Das Grundgesetz regelt das Gesetzgebungsverfahren in drei seiner insgesamt 164 Artikel und erfaßt dabei „nur ein Endstadium des Prozesses politischer Willensbildung, dem in aller Regel schon ein Vorformung des politischen Willens vorausgegangen ist“ Hinzu kommen allerdings noch Art. 7912 GG, der die Besonderheiten von Gesetzen mit grundgesetzänderndem Charakter regelt, und Art. 81 GG, der den Gesetzgebungsnotstand behandelt. Auch die Landesverfassungen bzw. Landessatzungen behandeln den gesetzgeberischen Verfahrensbereich nicht ausführlicher. Ist schon diese knappe Behandlung des wichtigsten Entscheidungsverfahrens in einer Demokratie überraschend, so wird die Vernachlässigung des gesetzgeberischen Procedere durch den Verfassungsgeber noch bedenklicher, wenn man feststellen muß, daß selbst dieser rechtliche Rahmen dem Gesetzgebungspersonal offenbar auf allen Ebenen als zu drückend erschien und sich in der Verfassungswirklichkeit eine teilweise erhebliche Abweichung vom ursprünglichen Verfahren herausgebildet hat.
Das gilt einmal für das gestörte Gleichgewicht bei der Einbringung von Gesetzesvorlagen im Bundestag. Als initiativberechtigt werden im Grundgesetz Bundesregierung, Abgeordnete und Bundesrat genannt. Selbst wenn man der Bundesregierung einen gewissen Vorrang als Initiator von gesetzgeberischen Maßnahmen einräumen wollte — da sie an erster Stelle dieser Aufzählung steht —, so erscheint es doch unzulässig, davon auszugehen, daß das Grundgesetz ein derartiges Übergewicht der Regierung bei der Gesetzeseinbringung beabsichtigt. Nicht nur, daß die erdrückende Mehrheit aller Gesetzesvorlagen von der Regierung eingebracht wird. Vielmehr führt sie auch im beachtenswerten Ausmaß Regie bei der Einbringung von Entwürfen „aus der Mitte des Bundestages“; sie läßt nicht nur eigene Entwürfe aus verfahrenstechnischen oder optischen Gründen von der sie tragenden parlamentarischen Mehrheit einbringen, sondern kontrolliert auch weitgehend schon im Vorfeld Aktivitäten der Mehrheitsfraktion/en, bevor diese in gesetzgeberische Aktivitäten einmünden.
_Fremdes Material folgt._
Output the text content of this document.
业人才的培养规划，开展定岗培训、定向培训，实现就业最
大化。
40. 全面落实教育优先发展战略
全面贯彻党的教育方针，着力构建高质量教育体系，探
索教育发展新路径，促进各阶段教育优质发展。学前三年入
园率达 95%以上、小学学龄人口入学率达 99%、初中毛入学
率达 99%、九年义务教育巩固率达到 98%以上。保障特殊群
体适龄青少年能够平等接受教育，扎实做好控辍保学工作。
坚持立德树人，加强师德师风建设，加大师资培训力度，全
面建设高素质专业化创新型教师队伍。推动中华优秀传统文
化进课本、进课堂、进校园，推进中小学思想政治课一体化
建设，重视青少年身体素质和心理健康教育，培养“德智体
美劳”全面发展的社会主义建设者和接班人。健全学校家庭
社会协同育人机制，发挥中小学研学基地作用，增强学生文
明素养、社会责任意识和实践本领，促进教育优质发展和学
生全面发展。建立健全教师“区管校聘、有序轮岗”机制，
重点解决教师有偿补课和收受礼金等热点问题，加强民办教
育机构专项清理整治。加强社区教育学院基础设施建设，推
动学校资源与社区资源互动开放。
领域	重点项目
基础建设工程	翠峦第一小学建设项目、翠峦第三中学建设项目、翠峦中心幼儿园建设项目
Auch Art. 77 Abs. 1 GG mit der imperativen Forderung „Die Bundesgesetze werden vom Bundestag beschlossen“ hat in der Verfassungswirklichkeit weitgehend seinen Gehalt verloren. Wenn man unter Beschließen das Entscheiden in voller Kenntnis der relevanten Tatsachen. Vorgänge und Folgen, die mit dem Beschluß Zusammenhängen, versteht und nicht nur die formale „Absegnung“ eines anderenorts getroffenen Beschlusses, wird die Verfassungspraxis des Gesetzgebungsprozesses diesem Wortlaut nicht mehr voll gerecht. Der eigentliche Beschluß gerade über wichtige Gesetze fällt in Koalitionsgremien, die überhaupt nicht im Grundgesetz erwähnt werden, oder auf Ebenen, die durch ihr politisches Gewicht der Zuweisung des Gesetzgebungsbeschlusses an das Parlament, wie sie das Grundgesetz bestimmt, eine völlig andere Qualität geben. Nicht zuletzt fallen wichtigste Entscheidungen auf der Ministerialebene.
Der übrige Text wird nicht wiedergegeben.